Panhard
In 1892, René Panhard and Emile Levassor founded the automobile industry. The other branch of Panhard General Defense goes back to 1984 with the creation of Auverland by François Servanin, which has sold more than 9,500 military vehicles in France and 40 other countries. Since January 2006, the activities of the two firms have been combined to form the Panhard General Defense company which enables it to offer a full range of combat and support vehicles.
The history of the automobile industry provides an excellent chronology of the evolution of manufacturing throughout the industrialized world. The first automobile was produced in 1894 by Panhard et Levassor in Paris. The early manufacturing, called craft production, was typically done in small shops by skilled craftsmen.
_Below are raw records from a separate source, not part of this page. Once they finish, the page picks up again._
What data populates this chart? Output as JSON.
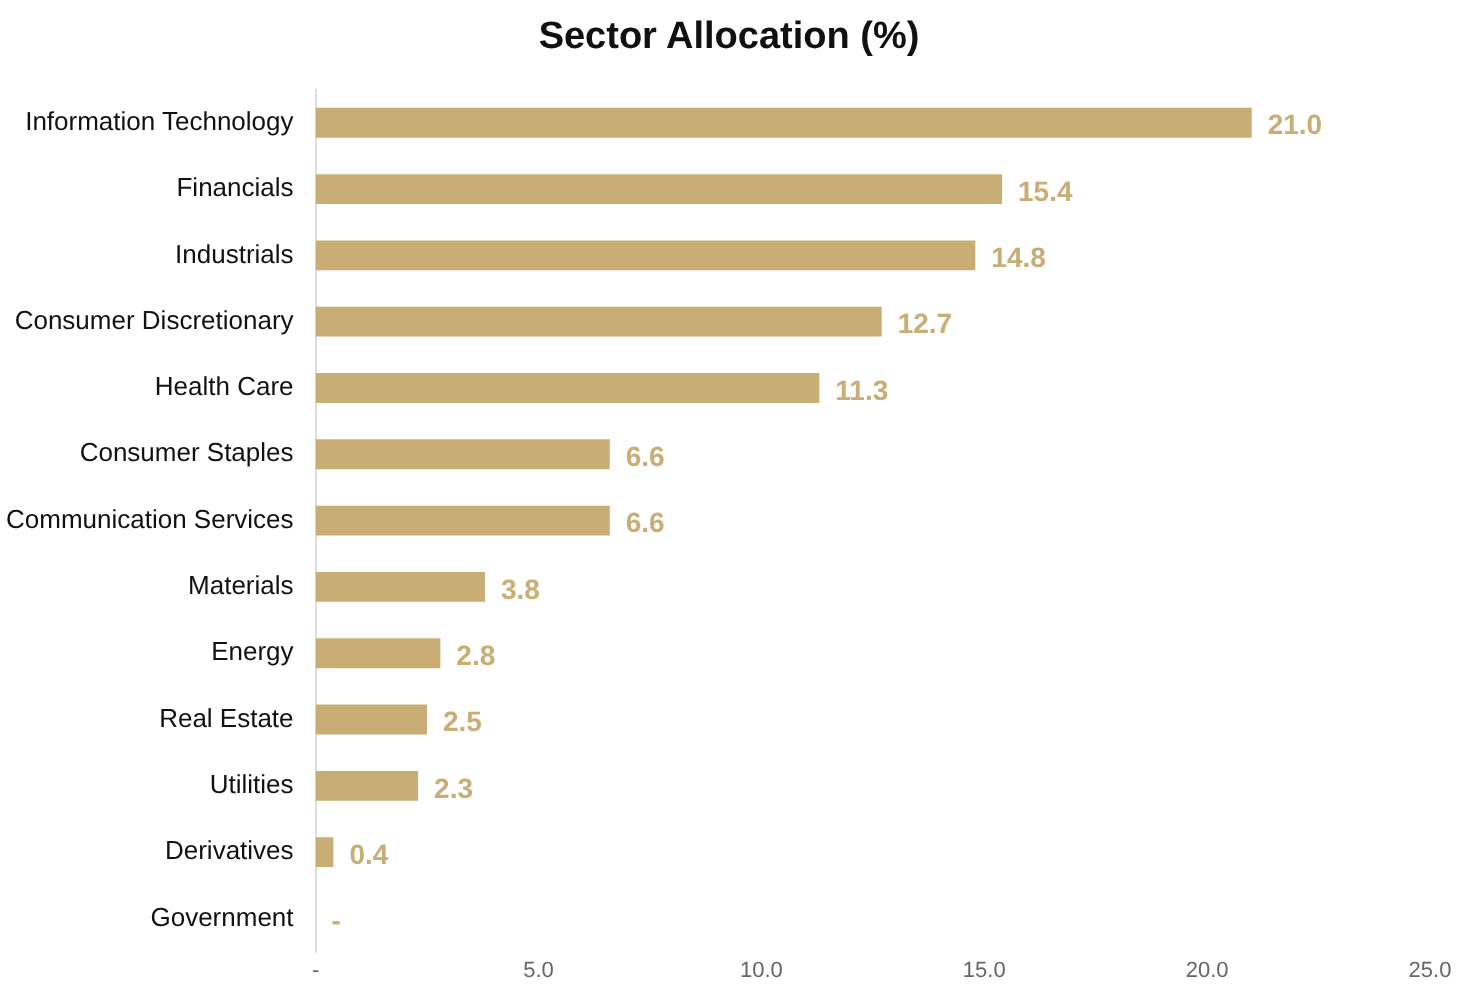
{
  "chart_data": {
    "type": "bar",
    "orientation": "horizontal",
    "title": "Sector Allocation (%)",
    "categories": [
      "Information Technology",
      "Financials",
      "Industrials",
      "Consumer Discretionary",
      "Health Care",
      "Consumer Staples",
      "Communication Services",
      "Materials",
      "Energy",
      "Real Estate",
      "Utilities",
      "Derivatives",
      "Government"
    ],
    "values": [
      21.0,
      15.4,
      14.8,
      12.7,
      11.3,
      6.6,
      6.6,
      3.8,
      2.8,
      2.5,
      2.3,
      0.4,
      0
    ],
    "value_labels": [
      "21.0",
      "15.4",
      "14.8",
      "12.7",
      "11.3",
      "6.6",
      "6.6",
      "3.8",
      "2.8",
      "2.5",
      "2.3",
      "0.4",
      "-"
    ],
    "color": "#c8ad74",
    "xlim": [
      0,
      25
    ],
    "xticks": [
      {
        "value": 0,
        "label": "-"
      },
      {
        "value": 5,
        "label": "5.0"
      },
      {
        "value": 10,
        "label": "10.0"
      },
      {
        "value": 15,
        "label": "15.0"
      },
      {
        "value": 20,
        "label": "20.0"
      },
      {
        "value": 25,
        "label": "25.0"
      }
    ],
    "grid": false,
    "legend": false
  }
}
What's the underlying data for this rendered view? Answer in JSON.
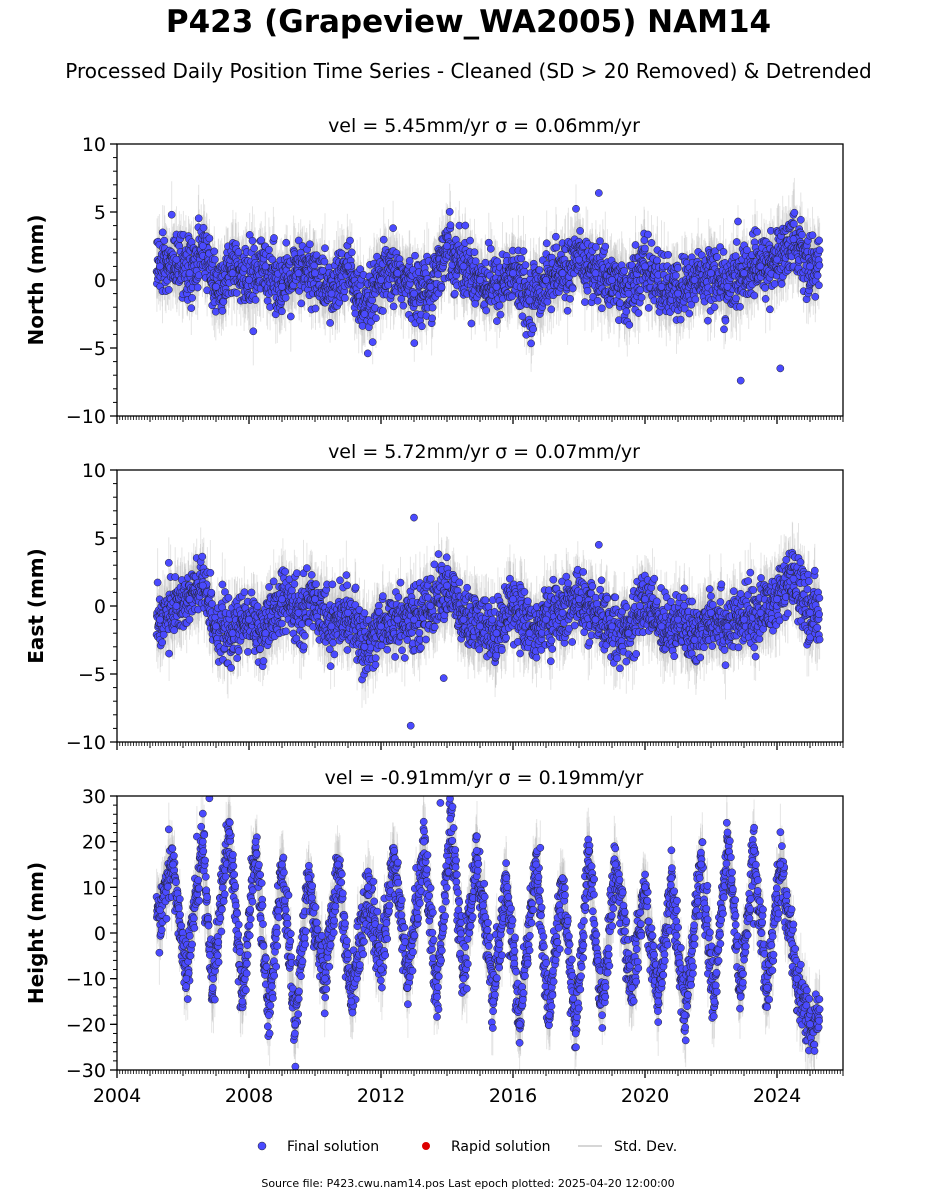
{
  "title": "P423 (Grapeview_WA2005) NAM14",
  "subtitle": "Processed Daily Position Time Series - Cleaned (SD > 20 Removed) & Detrended",
  "legend": [
    {
      "label": "Final solution",
      "color": "#4a4aff",
      "marker": "circle"
    },
    {
      "label": "Rapid solution",
      "color": "#dd0000",
      "marker": "circle"
    },
    {
      "label": "Std. Dev.",
      "color": "#c8c8c8",
      "marker": "line"
    }
  ],
  "footer": "Source file: P423.cwu.nam14.pos  Last epoch plotted: 2025-04-20 12:00:00",
  "chart_data": [
    {
      "type": "scatter",
      "title": "vel = 5.45mm/yr   σ = 0.06mm/yr",
      "xlabel": "",
      "ylabel": "North (mm)",
      "xlim": [
        2004,
        2026
      ],
      "ylim": [
        -10,
        10
      ],
      "yticks": [
        "10",
        "5",
        "0",
        "−5",
        "−10"
      ],
      "xticks": [],
      "data_range_years": [
        2005.2,
        2025.3
      ],
      "series": [
        {
          "name": "Final solution",
          "color": "#4a4aff",
          "x": [
            2005.3,
            2005.8,
            2006.2,
            2006.6,
            2007.0,
            2007.5,
            2008.0,
            2008.5,
            2009.0,
            2009.5,
            2010.0,
            2010.5,
            2011.0,
            2011.5,
            2012.0,
            2012.5,
            2013.0,
            2013.5,
            2014.0,
            2014.5,
            2015.0,
            2015.5,
            2016.0,
            2016.5,
            2017.0,
            2017.5,
            2018.0,
            2018.5,
            2019.0,
            2019.5,
            2020.0,
            2020.5,
            2021.0,
            2021.5,
            2022.0,
            2022.5,
            2023.0,
            2023.5,
            2024.0,
            2024.5,
            2025.0,
            2018.6,
            2022.9,
            2024.1,
            2011.6
          ],
          "y": [
            1.0,
            1.5,
            0.5,
            2.5,
            -0.5,
            0.5,
            0.0,
            1.0,
            -0.5,
            0.5,
            0.5,
            -1.0,
            1.0,
            -2.5,
            0.0,
            0.5,
            -1.0,
            -0.5,
            2.5,
            1.0,
            0.0,
            -0.5,
            0.5,
            -1.5,
            0.0,
            0.5,
            1.5,
            0.5,
            0.0,
            -1.0,
            1.0,
            -0.5,
            -1.0,
            0.0,
            0.5,
            -0.5,
            0.5,
            1.0,
            1.5,
            3.0,
            1.0,
            6.4,
            -7.4,
            -6.5,
            -5.4
          ]
        }
      ]
    },
    {
      "type": "scatter",
      "title": "vel = 5.72mm/yr   σ = 0.07mm/yr",
      "xlabel": "",
      "ylabel": "East (mm)",
      "xlim": [
        2004,
        2026
      ],
      "ylim": [
        -10,
        10
      ],
      "yticks": [
        "10",
        "5",
        "0",
        "−5",
        "−10"
      ],
      "xticks": [],
      "data_range_years": [
        2005.2,
        2025.3
      ],
      "series": [
        {
          "name": "Final solution",
          "color": "#4a4aff",
          "x": [
            2005.3,
            2005.8,
            2006.2,
            2006.6,
            2007.0,
            2007.5,
            2008.0,
            2008.5,
            2009.0,
            2009.5,
            2010.0,
            2010.5,
            2011.0,
            2011.5,
            2012.0,
            2012.5,
            2013.0,
            2013.5,
            2014.0,
            2014.5,
            2015.0,
            2015.5,
            2016.0,
            2016.5,
            2017.0,
            2017.5,
            2018.0,
            2018.5,
            2019.0,
            2019.5,
            2020.0,
            2020.5,
            2021.0,
            2021.5,
            2022.0,
            2022.5,
            2023.0,
            2023.5,
            2024.0,
            2024.5,
            2025.0,
            2013.0,
            2012.9,
            2018.6,
            2013.9
          ],
          "y": [
            -1.0,
            0.0,
            0.5,
            1.5,
            -1.5,
            -2.0,
            -1.0,
            -2.0,
            0.5,
            -0.5,
            0.5,
            -1.5,
            -0.5,
            -3.0,
            -1.5,
            -1.0,
            -1.0,
            0.0,
            1.5,
            -1.0,
            -1.5,
            -2.0,
            0.5,
            -2.0,
            -1.0,
            -0.5,
            0.5,
            -1.0,
            -1.5,
            -2.0,
            0.5,
            -1.5,
            -1.0,
            -2.5,
            -0.5,
            -1.5,
            -1.0,
            -0.5,
            0.5,
            2.0,
            -0.5,
            6.5,
            -8.8,
            4.5,
            -5.3
          ]
        }
      ]
    },
    {
      "type": "scatter",
      "title": "vel = -0.91mm/yr   σ = 0.19mm/yr",
      "xlabel": "",
      "ylabel": "Height (mm)",
      "xlim": [
        2004,
        2026
      ],
      "ylim": [
        -30,
        30
      ],
      "yticks": [
        "30",
        "20",
        "10",
        "0",
        "−10",
        "−20",
        "−30"
      ],
      "xticks": [
        "2004",
        "2008",
        "2012",
        "2016",
        "2020",
        "2024"
      ],
      "data_range_years": [
        2005.2,
        2025.3
      ],
      "series": [
        {
          "name": "Final solution",
          "color": "#4a4aff",
          "x": [
            2005.3,
            2005.7,
            2006.1,
            2006.6,
            2006.9,
            2007.4,
            2007.8,
            2008.2,
            2008.6,
            2009.0,
            2009.4,
            2009.8,
            2010.3,
            2010.7,
            2011.1,
            2011.6,
            2012.0,
            2012.4,
            2012.8,
            2013.3,
            2013.7,
            2014.1,
            2014.5,
            2014.9,
            2015.4,
            2015.8,
            2016.2,
            2016.7,
            2017.1,
            2017.5,
            2017.9,
            2018.3,
            2018.7,
            2019.1,
            2019.6,
            2020.0,
            2020.4,
            2020.8,
            2021.2,
            2021.7,
            2022.1,
            2022.5,
            2022.9,
            2023.3,
            2023.7,
            2024.1,
            2024.6,
            2025.0,
            2006.8,
            2013.8
          ],
          "y": [
            5,
            15,
            -10,
            20,
            -12,
            22,
            -15,
            20,
            -18,
            15,
            -20,
            12,
            -10,
            15,
            -15,
            10,
            -8,
            18,
            -12,
            20,
            -14,
            25,
            -10,
            18,
            -15,
            12,
            -20,
            15,
            -18,
            12,
            -22,
            18,
            -18,
            15,
            -12,
            10,
            -15,
            12,
            -18,
            15,
            -15,
            22,
            -14,
            18,
            -12,
            15,
            -10,
            -20,
            29.5,
            28.5
          ]
        }
      ]
    }
  ]
}
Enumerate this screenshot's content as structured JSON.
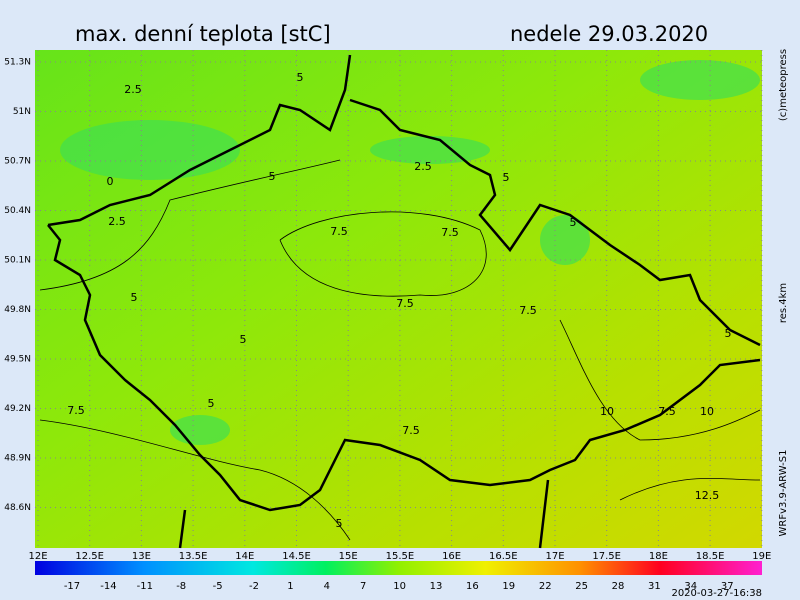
{
  "header": {
    "title": "max. denní teplota [stC]",
    "date": "nedele 29.03.2020"
  },
  "side_labels": {
    "copyright": "(c)meteopress",
    "resolution": "res.4km",
    "model": "WRFv3.9-ARW-S1"
  },
  "lat_labels": [
    "51.3N",
    "51N",
    "50.7N",
    "50.4N",
    "50.1N",
    "49.8N",
    "49.5N",
    "49.2N",
    "48.9N",
    "48.6N"
  ],
  "lon_labels": [
    "12E",
    "12.5E",
    "13E",
    "13.5E",
    "14E",
    "14.5E",
    "15E",
    "15.5E",
    "16E",
    "16.5E",
    "17E",
    "17.5E",
    "18E",
    "18.5E",
    "19E"
  ],
  "colorbar_labels": [
    -17,
    -14,
    -11,
    -8,
    -5,
    -2,
    1,
    4,
    7,
    10,
    13,
    16,
    19,
    22,
    25,
    28,
    31,
    34,
    37
  ],
  "contour_labels": [
    2.5,
    5,
    0,
    2.5,
    5,
    2.5,
    5,
    5,
    7.5,
    7.5,
    5,
    7.5,
    7.5,
    5,
    5,
    7.5,
    5,
    7.5,
    10,
    7.5,
    10,
    12.5,
    5
  ],
  "timestamp": "2020-03-27-16:38"
}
Henry Ford started using the process that came to be known as mass production with the Model T in 1908. What made mass production successful was the introduction of the moving assembly line by Ford in 1913.
In 1904, the French Army received its first Panhard-Genty armored cars. Since then, the Panhard name has been closely liked to all operations carried out by the Army. The AMD-178, the EBR, the AML-60/90 and now the Sagaie and the VBL, have impressed generations of crews. The robustness and performance of Panhard have been valued advantages in moments of crisis, for the foreign armies.
The development of motor transportation for military use was in its infancy in the United States. The first official attempt took place in 1903 when a combined battery and store wagon was constructed. Nothing has been done to determine the most advantageous types of vehicles until recent years. In 1912 an attempt was made by the Board of Ordnance and Fortification to have a tractor test. The initial step was interrupted by a recommendation that the test be delayed until a Panhard tractor could be purchased from France. That type of vehicle had been reported upon as producing remarkable results.
The great advantages of the internal combustion tractor over the steam tractor were its mobility and independence of constant renewal of fuel and water. The French made a more thorough study of this type of tractor than any other country and had developed five or six of them. The one that proved most efficient in the trials was the Chatillon-Panhard traction motor, a machine which applies the power to any or all of the four wheels. The development of this type solved the problem of a powerful military tractor capable of hauling heavy loads at a moderate rate of speed. At the beginning of the war there were from 200 to 300 of this type available for military use in France.
To meet the need of a motor fuel from a non-petroleum base, several automobile manufacturers devised gas producers which can be attached to a truck and used with the ordinary internal combustion engine. In the autumn of 1925 a series of tests were held and pilot trucks were entered by Panhard, Berliet and Renault. Charcoal is the basic fuel for the Panhard and Renault, while the Berliet uses wooden chips. The gas formed is a mixture of carbon monoxide and hydrogen. The Panhard four-ton truck, with a maximum speed of 35 km. per hour, used 49 kg. of charcoal per 100 km.
The development of French motor vehicles provides a useful illustration of the superiority of doctrine over technology. The Army used early model half-tracks in experiments of the 1920s, and these greatly impressed the German observers.60 Half-tracks were most suitable for rapid operational maneuver and motorized units, however, which at the time were not emphasized in French doctrine. Thus, deployment of half-tracks was dropped for lack of interest. Armored cars played a relatively minor role in French doctrine as well, because reconnaissance had less importance in the French doctrine. As a result, the high-quality Panhard armored cars of the 1930s were given a low priority, although the quality of the product was technically equal to that of the Germans.
Panhard have the world's longest record in the development of wheeled armored vehicles. They produced the 8-wheeled EBR armored car which was designed soon after WW II and is still one of the most remarkable wheeled vehicles to be produced. It was only being retired from service in the French cavalry regiments in the 1980s. Since 1960, Panhard had produced the 4-wheeled AML. The AML has been used not only by the French Army, but by several others, due largely to its combination of light weight and effective armament. The AML 90 version is armed with a 90-mm gun, although its weight is only 5.5 tonnes (12,128 lb). This gave it more gunpower in relation to its weight than any other armored vehicle and it set a worldwide trend in the use of 90- mm low-pressure guns in light armored vehicles. In the 1980s, Panhard produced yet another outstanding design, the ERC-90S. This 6-wheeled vehicle is also armed with a90-mm gun, but of a much more pow-erful type than that mounted in the AML.
In addition to procuring the ERC-90, the French Army foresaw in 1977 the need for a much lighter wheeled armored vehicle, to which it gave the generic designation VBL, Vehicule Blinde Leger (light armored vehicle). This vehicle was capable of a wide range of missions but in particular of reconnaissance and of antitank combat with guided missiles.